Run codewhale --help for the canonical list. Common flags:

  • -p, --prompt <TEXT>: one-shot prompt mode (prints and exits)
  • codewhale exec --auto --output-format stream-json <PROMPT>: run the tool-backed non-interactive agent and emit one JSON object per line for harnesses and backend wrappers
  • codewhale exec --resume <ID|PREFIX> <PROMPT> / --session-id <ID|PREFIX>: continue a saved session non-interactively
  • codewhale exec --continue <PROMPT>: continue the most recent saved session for this workspace non-interactively
  • codewhale swebench run --instance-id <ID> --issue-file <PATH>: run the tool-backed agent on one SWE-bench task and write/update a prediction JSONL row
  • codewhale fork <ID|PREFIX> / codewhale fork --last: copy a saved session into a new sibling session; forked sessions retain additive parent-session metadata and show that lineage in session listings
  • --model <MODEL>: when using the codewhale facade, forward a DeepSeek model override to the TUI
  • --workspace <DIR>: workspace root for file tools
  • --yolo: start in YOLO mode
  • -r, --resume <ID|PREFIX|latest>: resume a saved session
  • -c, --continue: resume the most recent session in this workspace
  • --max-subagents <N>: clamp to 1..=20
  • --mouse-capture / --no-mouse-capture: opt in or out of internal mouse scrolling, transcript selection, right-click context actions, and transcript scrollbar dragging.

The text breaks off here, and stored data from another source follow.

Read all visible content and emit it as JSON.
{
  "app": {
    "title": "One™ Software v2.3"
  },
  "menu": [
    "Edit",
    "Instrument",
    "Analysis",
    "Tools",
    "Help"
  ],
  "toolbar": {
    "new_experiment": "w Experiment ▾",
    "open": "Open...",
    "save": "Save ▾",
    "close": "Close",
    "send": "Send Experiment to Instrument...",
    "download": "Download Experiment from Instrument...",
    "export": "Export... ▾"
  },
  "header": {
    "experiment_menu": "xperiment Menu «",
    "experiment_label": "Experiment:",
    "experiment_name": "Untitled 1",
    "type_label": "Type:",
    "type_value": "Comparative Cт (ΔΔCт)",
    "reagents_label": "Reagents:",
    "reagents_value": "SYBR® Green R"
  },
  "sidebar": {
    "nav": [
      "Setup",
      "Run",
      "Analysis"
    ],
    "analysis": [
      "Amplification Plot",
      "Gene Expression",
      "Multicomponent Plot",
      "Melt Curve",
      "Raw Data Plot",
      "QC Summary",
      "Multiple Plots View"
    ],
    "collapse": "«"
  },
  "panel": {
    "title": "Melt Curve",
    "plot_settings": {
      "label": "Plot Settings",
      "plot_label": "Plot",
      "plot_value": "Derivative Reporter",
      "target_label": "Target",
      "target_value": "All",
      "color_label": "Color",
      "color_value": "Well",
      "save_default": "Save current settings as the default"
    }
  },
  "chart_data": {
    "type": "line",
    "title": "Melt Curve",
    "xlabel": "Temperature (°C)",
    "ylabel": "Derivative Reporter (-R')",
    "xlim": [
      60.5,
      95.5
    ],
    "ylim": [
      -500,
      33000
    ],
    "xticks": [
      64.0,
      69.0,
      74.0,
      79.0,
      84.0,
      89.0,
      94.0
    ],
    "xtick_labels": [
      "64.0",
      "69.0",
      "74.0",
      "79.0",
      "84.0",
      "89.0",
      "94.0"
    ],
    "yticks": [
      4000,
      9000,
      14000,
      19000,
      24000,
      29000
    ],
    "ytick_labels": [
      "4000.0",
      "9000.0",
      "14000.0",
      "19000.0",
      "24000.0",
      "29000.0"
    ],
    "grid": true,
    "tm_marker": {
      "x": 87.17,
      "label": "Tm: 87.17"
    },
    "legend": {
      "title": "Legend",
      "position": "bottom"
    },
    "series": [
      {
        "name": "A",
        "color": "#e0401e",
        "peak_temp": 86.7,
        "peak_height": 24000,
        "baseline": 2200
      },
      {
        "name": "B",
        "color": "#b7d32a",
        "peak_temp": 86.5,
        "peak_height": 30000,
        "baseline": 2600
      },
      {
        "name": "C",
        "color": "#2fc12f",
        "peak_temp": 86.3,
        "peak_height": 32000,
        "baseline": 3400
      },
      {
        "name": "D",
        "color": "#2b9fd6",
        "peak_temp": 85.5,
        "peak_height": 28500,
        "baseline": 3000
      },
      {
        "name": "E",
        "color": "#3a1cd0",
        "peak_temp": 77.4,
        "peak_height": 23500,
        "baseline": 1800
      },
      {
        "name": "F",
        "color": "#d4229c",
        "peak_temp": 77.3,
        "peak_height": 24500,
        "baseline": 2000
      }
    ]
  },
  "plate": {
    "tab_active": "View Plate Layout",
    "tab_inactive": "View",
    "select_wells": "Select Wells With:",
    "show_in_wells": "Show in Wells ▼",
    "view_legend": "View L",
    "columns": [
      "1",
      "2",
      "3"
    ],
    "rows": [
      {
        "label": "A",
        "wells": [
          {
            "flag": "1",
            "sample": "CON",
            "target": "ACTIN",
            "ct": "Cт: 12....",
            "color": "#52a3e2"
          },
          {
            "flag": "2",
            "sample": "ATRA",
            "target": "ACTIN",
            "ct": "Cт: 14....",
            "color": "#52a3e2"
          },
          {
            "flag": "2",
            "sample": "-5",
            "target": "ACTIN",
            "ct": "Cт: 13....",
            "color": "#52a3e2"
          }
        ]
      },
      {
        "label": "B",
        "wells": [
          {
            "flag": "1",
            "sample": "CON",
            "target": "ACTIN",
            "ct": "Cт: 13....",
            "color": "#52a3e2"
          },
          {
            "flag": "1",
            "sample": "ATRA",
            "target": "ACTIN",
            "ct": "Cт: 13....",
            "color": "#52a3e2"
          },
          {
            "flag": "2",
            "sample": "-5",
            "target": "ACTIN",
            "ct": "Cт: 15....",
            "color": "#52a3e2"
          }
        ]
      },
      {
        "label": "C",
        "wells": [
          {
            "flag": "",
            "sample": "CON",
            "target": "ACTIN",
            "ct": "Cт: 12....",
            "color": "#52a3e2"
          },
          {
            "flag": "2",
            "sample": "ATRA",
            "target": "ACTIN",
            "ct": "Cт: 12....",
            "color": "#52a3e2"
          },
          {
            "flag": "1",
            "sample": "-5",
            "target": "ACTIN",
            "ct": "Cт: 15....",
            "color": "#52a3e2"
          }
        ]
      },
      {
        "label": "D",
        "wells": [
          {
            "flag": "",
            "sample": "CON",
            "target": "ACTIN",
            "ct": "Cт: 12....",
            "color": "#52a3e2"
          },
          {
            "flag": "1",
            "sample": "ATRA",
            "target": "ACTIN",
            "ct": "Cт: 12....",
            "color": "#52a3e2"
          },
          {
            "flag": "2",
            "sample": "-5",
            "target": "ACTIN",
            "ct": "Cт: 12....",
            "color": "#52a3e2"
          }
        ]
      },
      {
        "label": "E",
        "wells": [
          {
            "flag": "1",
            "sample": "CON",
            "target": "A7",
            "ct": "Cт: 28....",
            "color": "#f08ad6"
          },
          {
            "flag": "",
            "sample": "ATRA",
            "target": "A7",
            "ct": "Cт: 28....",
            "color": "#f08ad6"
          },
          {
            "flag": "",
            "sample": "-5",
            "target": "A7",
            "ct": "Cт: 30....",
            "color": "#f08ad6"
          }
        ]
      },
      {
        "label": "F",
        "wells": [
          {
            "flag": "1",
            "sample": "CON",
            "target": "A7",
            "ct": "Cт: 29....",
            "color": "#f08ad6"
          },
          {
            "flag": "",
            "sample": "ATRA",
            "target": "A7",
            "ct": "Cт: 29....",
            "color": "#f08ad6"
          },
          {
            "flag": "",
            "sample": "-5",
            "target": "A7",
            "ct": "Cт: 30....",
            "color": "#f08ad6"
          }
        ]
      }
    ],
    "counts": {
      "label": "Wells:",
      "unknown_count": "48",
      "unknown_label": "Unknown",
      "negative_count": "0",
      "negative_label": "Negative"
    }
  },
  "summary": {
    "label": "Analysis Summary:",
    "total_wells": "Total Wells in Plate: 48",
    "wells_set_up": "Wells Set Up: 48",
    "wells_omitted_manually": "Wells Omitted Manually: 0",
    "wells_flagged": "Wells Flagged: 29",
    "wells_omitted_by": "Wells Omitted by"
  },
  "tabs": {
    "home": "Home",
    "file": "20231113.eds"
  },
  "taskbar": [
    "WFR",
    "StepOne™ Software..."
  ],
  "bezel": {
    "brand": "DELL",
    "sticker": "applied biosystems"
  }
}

Mouse capture is enabled by default on non-Windows terminals and on Windows Terminal/ConEmu/Cmder so drag selection copies only transcript text, removes visual wrap-column line breaks from paragraphs, and stays scoped to the transcript pane; hold Shift while dragging or use --no-mouse-capture for raw terminal selection. It defaults off on legacy Windows console (CMD without WT_SESSION / ConEmuPID) and inside JetBrains JediTerm — PyCharm/IDEA/CLion/etc. — where the terminal advertises mouse support but forwards SGR mouse events as raw text (#878, #898). Use --mouse-capture to opt in anywhere it's defaulted off. Raw terminal selection may cross the right sidebar and include visual wraps because the terminal, not the TUI, owns the selection.
  • --profile <NAME>: select config profile
  • --config <PATH>: config file path
  • -v, --verbose: verbose logging

Branching and Rollback

DeepSeek-TUI has three related but intentionally separate recovery paths:

  • codewhale fork <ID> creates a new saved session from an existing saved conversation and records the source session id. This is the safe way to explore a different answer path without overwriting the original session.
  • Esc-Esc backtrack rewinds the live transcript to a previous user prompt and restores that prompt into the composer for editing.
  • /restore and the revert_turn tool restore workspace files from side-git snapshots. /restore list [N] lists more snapshot options before choosing a rollback point. They do not rewrite conversation history.

A Pi-style in-file tree browser is a larger UI/data-model project. v0.8.40 ships the bounded fork/backtrack primitives and explicit lineage metadata.